Crossing-over at chiasmata during prophase I exchanges DNA between nonsister chromatids, explaining recombinant gametes and providing the cytological basis for Mendel’s laws (segregation and independent assortment).

🧾 Practical points to master

Be able to identify chromosomes by centromeres in images, know the major stages of mitosis and meiosis, and relate nondisjunction to aneuploidies (e.g., Down syndrome = trisomy 21). Understand what a karyotype is and how it is produced.

⚧ Sex chromosomes and sex determination

Predict human sex from X and Y complements (e.g., XX female, XY male), and understand how nondisjunction or mutations can produce sex reversal or intersexuality. Different organisms use diverse sex-determination systems.

🧬 Gametogenesis: oogenesis vs spermatogenesis

Compare oogenesis (produces one ovum + polar bodies, long meiotic arrest in humans) with spermatogenesis (continuous production of sperm). Track sex chromosome complements through stages of germ-line development.

♂/♀ linkage and dosage compensation

Identify sex-linked inheritance patterns (X-linked recessive often shows crisscross inheritance), calculate probabilities for X-linked traits, and understand X inactivation (Barr bodies) as a mechanism of dosage compensation in XX cells.

🧾 Clinical and pedigree implications

Know syndromes from sex chromosome abnormalities (Turner, Klinefelter, Triple X) and how to use pedigrees to distinguish X-linked from autosomal traits. Be able to describe the role of SRY and the developmental precursor cell lineages that produce sex organs.

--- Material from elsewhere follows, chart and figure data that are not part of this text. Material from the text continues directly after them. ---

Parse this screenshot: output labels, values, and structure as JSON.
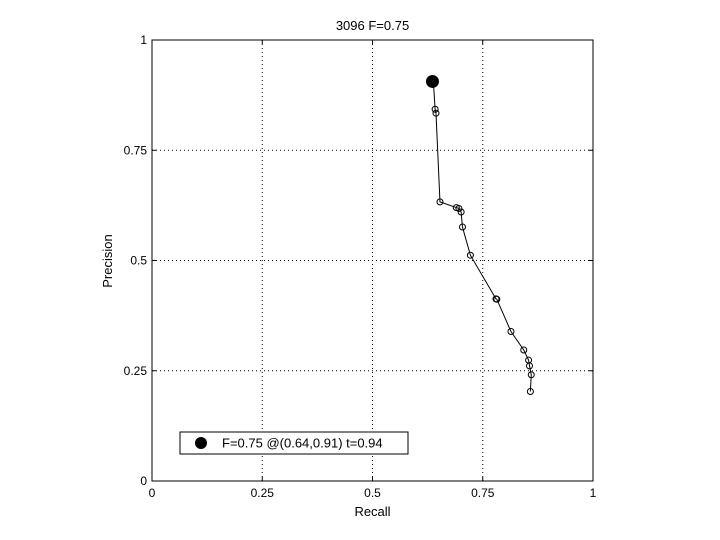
{
  "chart_data": {
    "type": "line",
    "title": "3096 F=0.75",
    "xlabel": "Recall",
    "ylabel": "Precision",
    "xlim": [
      0,
      1
    ],
    "ylim": [
      0,
      1
    ],
    "grid": true,
    "xticks": [
      0,
      0.25,
      0.5,
      0.75,
      1
    ],
    "yticks": [
      0,
      0.25,
      0.5,
      0.75,
      1
    ],
    "xtick_labels": [
      "0",
      "0.25",
      "0.5",
      "0.75",
      "1"
    ],
    "ytick_labels": [
      "0",
      "0.25",
      "0.5",
      "0.75",
      "1"
    ],
    "series": [
      {
        "marker": "open-circle",
        "color": "#000000",
        "points": [
          {
            "x": 0.638,
            "y": 0.906
          },
          {
            "x": 0.642,
            "y": 0.843
          },
          {
            "x": 0.644,
            "y": 0.834
          },
          {
            "x": 0.653,
            "y": 0.633
          },
          {
            "x": 0.69,
            "y": 0.62
          },
          {
            "x": 0.696,
            "y": 0.618
          },
          {
            "x": 0.701,
            "y": 0.61
          },
          {
            "x": 0.704,
            "y": 0.576
          },
          {
            "x": 0.722,
            "y": 0.512
          },
          {
            "x": 0.78,
            "y": 0.413
          },
          {
            "x": 0.782,
            "y": 0.412
          },
          {
            "x": 0.814,
            "y": 0.339
          },
          {
            "x": 0.843,
            "y": 0.297
          },
          {
            "x": 0.854,
            "y": 0.274
          },
          {
            "x": 0.856,
            "y": 0.261
          },
          {
            "x": 0.86,
            "y": 0.241
          },
          {
            "x": 0.858,
            "y": 0.203
          }
        ]
      }
    ],
    "best_point": {
      "x": 0.636,
      "y": 0.906,
      "marker": "filled-circle",
      "color": "#000000"
    },
    "legend": {
      "placement": "bottom-left",
      "entries": [
        "F=0.75 @(0.64,0.91) t=0.94"
      ]
    }
  }
}
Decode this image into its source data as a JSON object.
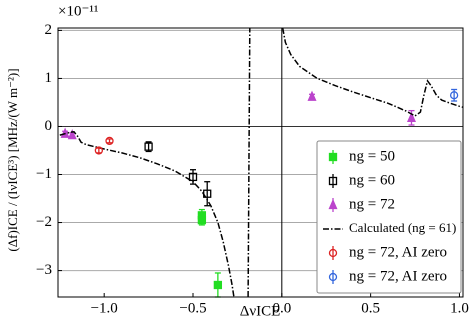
{
  "chart_data": {
    "type": "scatter",
    "offset_text": "×10⁻¹¹",
    "x_label": "ΔνICE",
    "y_label": "(Δf)ICE / (IνICE³)  [MHz/(W m⁻²)]",
    "xlim": [
      -1.26,
      1.02
    ],
    "ylim": [
      -3.55,
      2.05
    ],
    "xticks": [
      {
        "value": -1.0,
        "label": "−1.0"
      },
      {
        "value": -0.5,
        "label": "−0.5"
      },
      {
        "value": 0.0,
        "label": "0.0"
      },
      {
        "value": 0.5,
        "label": "0.5"
      },
      {
        "value": 1.0,
        "label": "1.0"
      }
    ],
    "yticks": [
      2,
      1,
      0,
      {
        "value": -1,
        "label": "−1"
      },
      {
        "value": -2,
        "label": "−2"
      },
      {
        "value": -3,
        "label": "−3"
      }
    ],
    "grid": true,
    "zero_lines": true,
    "legend": "lower right",
    "series": [
      {
        "name": "ng = 50",
        "color": "#22dd22",
        "kind": "points",
        "marker": "square",
        "filled": true,
        "x": [
          -0.45,
          -0.45,
          -0.36
        ],
        "values": [
          -1.85,
          -1.95,
          -3.3
        ],
        "errors": [
          0.12,
          0.1,
          0.25
        ]
      },
      {
        "name": "ng = 60",
        "color": "#000000",
        "kind": "points",
        "marker": "square",
        "filled": false,
        "x": [
          -0.75,
          -0.5,
          -0.42
        ],
        "values": [
          -0.42,
          -1.05,
          -1.4
        ],
        "errors": [
          0.1,
          0.15,
          0.25
        ]
      },
      {
        "name": "ng = 72",
        "color": "#bb44cc",
        "kind": "points",
        "marker": "triangle",
        "filled": true,
        "x": [
          -1.22,
          -1.18,
          0.17,
          0.73
        ],
        "values": [
          -0.15,
          -0.18,
          0.62,
          0.18
        ],
        "errors": [
          0.05,
          0.05,
          0.05,
          0.15
        ]
      },
      {
        "name": "Calculated (ng = 61)",
        "color": "#000000",
        "kind": "line",
        "x": [
          -1.25,
          -1.22,
          -1.19,
          -1.17,
          -1.15,
          -1.13,
          -1.1,
          -1.0,
          -0.9,
          -0.8,
          -0.7,
          -0.6,
          -0.5,
          -0.45,
          -0.4,
          -0.36,
          -0.33,
          -0.3,
          -0.28,
          -0.27,
          null,
          -0.19,
          -0.18,
          null,
          0.005,
          0.02,
          0.05,
          0.1,
          0.2,
          0.3,
          0.4,
          0.5,
          0.6,
          0.7,
          0.75,
          0.78,
          0.8,
          0.82,
          0.84,
          0.87,
          0.9,
          0.95,
          1.0,
          1.02
        ],
        "values": [
          -0.18,
          -0.15,
          -0.12,
          -0.11,
          -0.2,
          -0.33,
          -0.38,
          -0.47,
          -0.55,
          -0.65,
          -0.78,
          -0.93,
          -1.15,
          -1.35,
          -1.65,
          -2.0,
          -2.4,
          -2.9,
          -3.3,
          -3.55,
          null,
          -3.55,
          2.05,
          null,
          2.05,
          1.75,
          1.5,
          1.25,
          1.0,
          0.85,
          0.72,
          0.6,
          0.48,
          0.32,
          0.22,
          0.3,
          0.65,
          0.95,
          0.85,
          0.65,
          0.55,
          0.48,
          0.42,
          0.4
        ]
      },
      {
        "name": "ng = 72, AI zero",
        "color": "#dd2222",
        "kind": "points",
        "marker": "circle",
        "filled": false,
        "x": [
          -1.03,
          -0.97
        ],
        "values": [
          -0.5,
          -0.3
        ],
        "errors": [
          0.05,
          0.04
        ]
      },
      {
        "name": "ng = 72, AI zero",
        "color": "#3366dd",
        "kind": "points",
        "marker": "circle",
        "filled": false,
        "x": [
          0.97
        ],
        "values": [
          0.65
        ],
        "errors": [
          0.12
        ]
      }
    ]
  }
}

🧭 Gene linkage and recombination basics

Define linkage: loci on the same chromosome tend to be inherited together. Distinguish parental vs recombinant gametes. Use testcrosses to detect linkage by deviations from expected Mendelian dihybrid ratios.

🔬 Physical basis of recombination

Recombination arises from crossing-over during meiosis I; chiasmata reflect crossover events and are essential for correct homolog segregation. The measured recombination frequency (RF) relates to map distance:

$RF = \frac{\text{recombinants}}{\text{total}} \times 100$

Remember $RF$ cannot exceed $50$ for unlinked or distantly linked loci.

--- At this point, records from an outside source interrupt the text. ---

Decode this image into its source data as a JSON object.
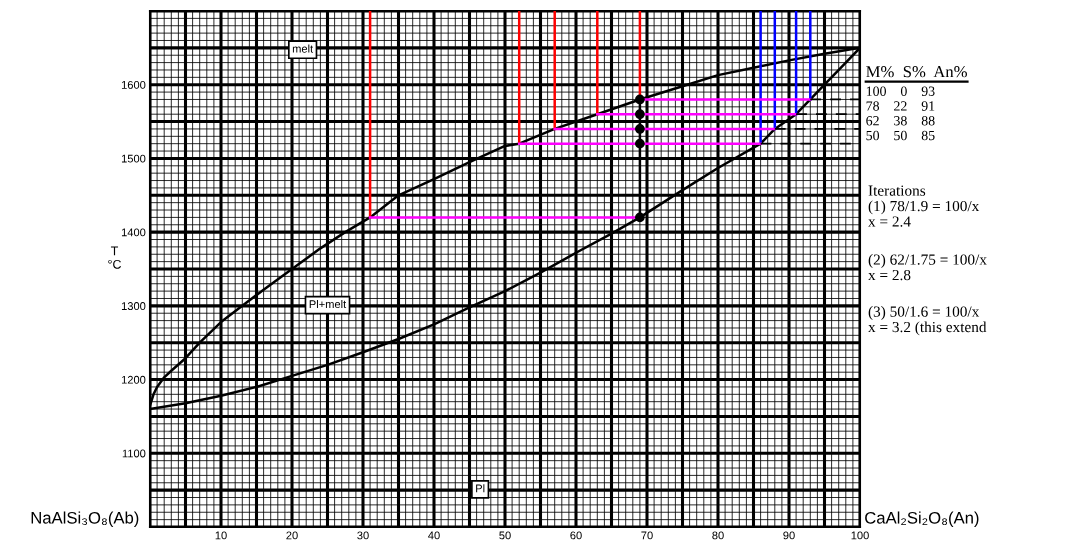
{
  "chart_data": {
    "type": "line",
    "ylabel": "T\n°C",
    "xlim": [
      0,
      100
    ],
    "ylim": [
      1000,
      1700
    ],
    "xticks": [
      {
        "value": 0,
        "label": null
      },
      {
        "value": 5,
        "label": null
      },
      10,
      {
        "value": 15,
        "label": null
      },
      20,
      {
        "value": 25,
        "label": null
      },
      30,
      {
        "value": 35,
        "label": null
      },
      40,
      {
        "value": 45,
        "label": null
      },
      50,
      {
        "value": 55,
        "label": null
      },
      60,
      {
        "value": 65,
        "label": null
      },
      70,
      {
        "value": 75,
        "label": null
      },
      80,
      {
        "value": 85,
        "label": null
      },
      90,
      {
        "value": 95,
        "label": null
      },
      100
    ],
    "yticks": [
      {
        "value": 1000,
        "label": null
      },
      {
        "value": 1050,
        "label": null
      },
      1100,
      {
        "value": 1150,
        "label": null
      },
      1200,
      {
        "value": 1250,
        "label": null
      },
      1300,
      {
        "value": 1350,
        "label": null
      },
      1400,
      {
        "value": 1450,
        "label": null
      },
      1500,
      {
        "value": 1550,
        "label": null
      },
      1600,
      {
        "value": 1650,
        "label": null
      },
      {
        "value": 1700,
        "label": null
      }
    ],
    "grid": true,
    "marker": "none",
    "line_style": "solid",
    "series": [
      {
        "color": "#000000",
        "x": [
          0,
          0.5,
          1,
          2,
          3,
          5,
          7,
          10,
          13,
          16,
          20,
          24,
          27.5,
          31,
          35,
          40,
          45,
          50,
          52,
          57,
          63,
          69,
          75,
          80,
          85,
          90,
          95,
          100
        ],
        "values": [
          1165,
          1180,
          1190,
          1203,
          1212,
          1229,
          1250,
          1278,
          1300,
          1322,
          1350,
          1378,
          1400,
          1420,
          1450,
          1472,
          1495,
          1517,
          1520,
          1540,
          1560,
          1580,
          1598,
          1613,
          1623,
          1633,
          1642,
          1650
        ]
      },
      {
        "color": "#000000",
        "x": [
          0,
          5,
          10,
          15,
          20,
          25,
          30,
          35,
          40,
          45,
          50,
          55,
          60,
          65,
          69,
          75,
          80,
          86,
          88,
          91,
          93,
          95,
          98,
          100
        ],
        "values": [
          1160,
          1168,
          1178,
          1190,
          1205,
          1220,
          1237,
          1255,
          1275,
          1298,
          1320,
          1345,
          1372,
          1398,
          1420,
          1457,
          1487,
          1520,
          1540,
          1560,
          1580,
          1600,
          1630,
          1650
        ]
      },
      {
        "color": "#ff0000",
        "x": [
          31,
          31
        ],
        "values": [
          1420,
          1700
        ]
      },
      {
        "color": "#ff0000",
        "x": [
          52,
          52
        ],
        "values": [
          1520,
          1700
        ]
      },
      {
        "color": "#ff0000",
        "x": [
          57,
          57
        ],
        "values": [
          1540,
          1700
        ]
      },
      {
        "color": "#ff0000",
        "x": [
          63,
          63
        ],
        "values": [
          1560,
          1700
        ]
      },
      {
        "color": "#ff0000",
        "x": [
          69,
          69
        ],
        "values": [
          1580,
          1700
        ]
      },
      {
        "color": "#0000ff",
        "x": [
          86,
          86
        ],
        "values": [
          1520,
          1700
        ]
      },
      {
        "color": "#0000ff",
        "x": [
          88,
          88
        ],
        "values": [
          1540,
          1700
        ]
      },
      {
        "color": "#0000ff",
        "x": [
          91,
          91
        ],
        "values": [
          1560,
          1700
        ]
      },
      {
        "color": "#0000ff",
        "x": [
          93,
          93
        ],
        "values": [
          1580,
          1700
        ]
      },
      {
        "color": "#ff00ff",
        "x": [
          31,
          69
        ],
        "values": [
          1420,
          1420
        ]
      },
      {
        "color": "#ff00ff",
        "x": [
          52,
          86
        ],
        "values": [
          1520,
          1520
        ]
      },
      {
        "color": "#ff00ff",
        "x": [
          57,
          88
        ],
        "values": [
          1540,
          1540
        ]
      },
      {
        "color": "#ff00ff",
        "x": [
          63,
          91
        ],
        "values": [
          1560,
          1560
        ]
      },
      {
        "color": "#ff00ff",
        "x": [
          69,
          93
        ],
        "values": [
          1580,
          1580
        ]
      },
      {
        "color": "#000000",
        "x": [
          69,
          69
        ],
        "values": [
          1420,
          1580
        ]
      },
      {
        "color": "#000000",
        "x": [
          93,
          100
        ],
        "values": [
          1580,
          1580
        ],
        "line_style": "dashed"
      },
      {
        "color": "#000000",
        "x": [
          91,
          100
        ],
        "values": [
          1560,
          1560
        ],
        "line_style": "dashed"
      },
      {
        "color": "#000000",
        "x": [
          88,
          100
        ],
        "values": [
          1540,
          1540
        ],
        "line_style": "dashed"
      },
      {
        "color": "#000000",
        "x": [
          86,
          100
        ],
        "values": [
          1520,
          1520
        ],
        "line_style": "dashed"
      },
      {
        "type": "scatter",
        "color": "#000000",
        "marker": "circle",
        "x": [
          69,
          69,
          69,
          69,
          69
        ],
        "values": [
          1420,
          1520,
          1540,
          1560,
          1580
        ]
      }
    ],
    "annotations": [
      "melt",
      "Pl+melt",
      "Pl",
      "NaAlSi₃O₈(Ab)",
      "CaAl₂Si₂O₈(An)",
      "M%  S%  An%",
      "100    0    93",
      "78    22    91",
      "62    38    88",
      "50    50    85",
      "Iterations\n(1) 78/1.9 = 100/x\nx = 2.4",
      "(2) 62/1.75 = 100/x\nx = 2.8",
      "(3) 50/1.6 = 100/x\nx = 3.2 (this extend"
    ]
  }
}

🗺️ Gene mapping strategies

• Use two-point testcrosses to estimate map distance between two loci.
• Use three-point testcrosses to order genes and detect double crossovers for refined maps.
• Map units (centimorgans, cM) estimate genetic but not physical distance; interference and crossover hotspots cause discrepancies between genetic and physical maps.

📐 Statistical inference and tetrad analysis

Apply the chi-square test to evaluate whether observed progeny deviate from expected ratios (null hypothesis: no linkage). Understand degrees of freedom and p values to judge significance.

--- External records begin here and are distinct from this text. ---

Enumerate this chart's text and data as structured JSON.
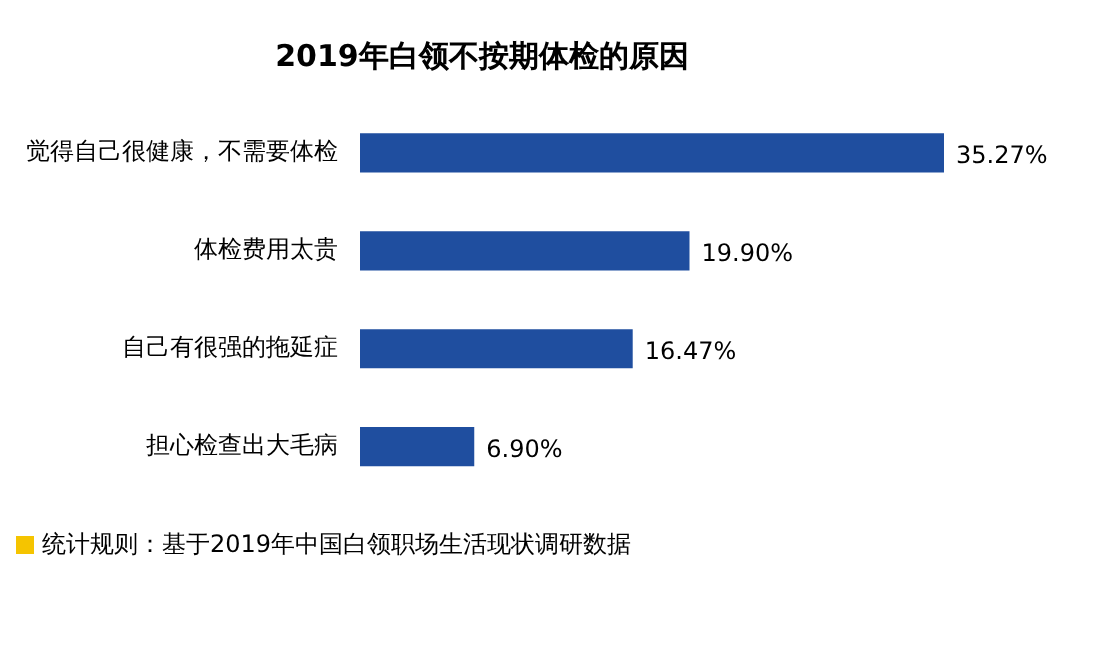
{
  "chart_data": {
    "type": "bar",
    "orientation": "horizontal",
    "title": "2019年白领不按期体检的原因",
    "categories": [
      "觉得自己很健康，不需要体检",
      "体检费用太贵",
      "自己有很强的拖延症",
      "担心检查出大毛病"
    ],
    "values": [
      35.27,
      19.9,
      16.47,
      6.9
    ],
    "value_labels": [
      "35.27%",
      "19.90%",
      "16.47%",
      "6.90%"
    ],
    "color": "#1f4e9f",
    "legend": false,
    "annotations": [
      "统计规则：基于2019年中国白领职场生活现状调研数据"
    ]
  }
}
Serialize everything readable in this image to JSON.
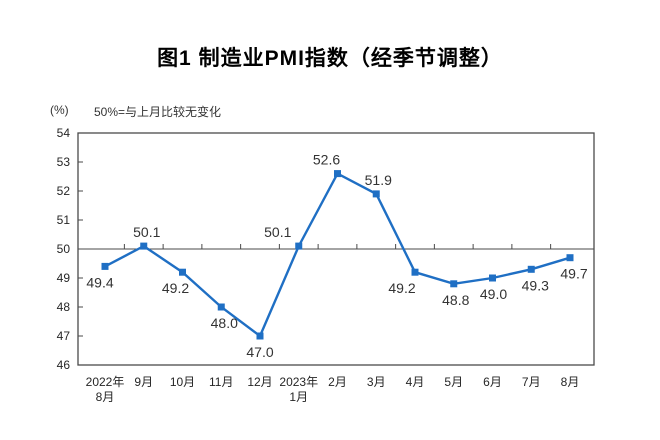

In fungi, tetrad analysis classifies asci as PD, NPD, or T; the PD:NPD ratio provides evidence for linkage, and ordered tetrads can map centromeres.

🧩 Mitotic recombination and mosaics

Mitotic crossing-over can produce mosaic tissues (e.g., twin spots). In yeast, sectored colonies indicate mitotic recombination events and can be used to study somatic recombination mechanisms.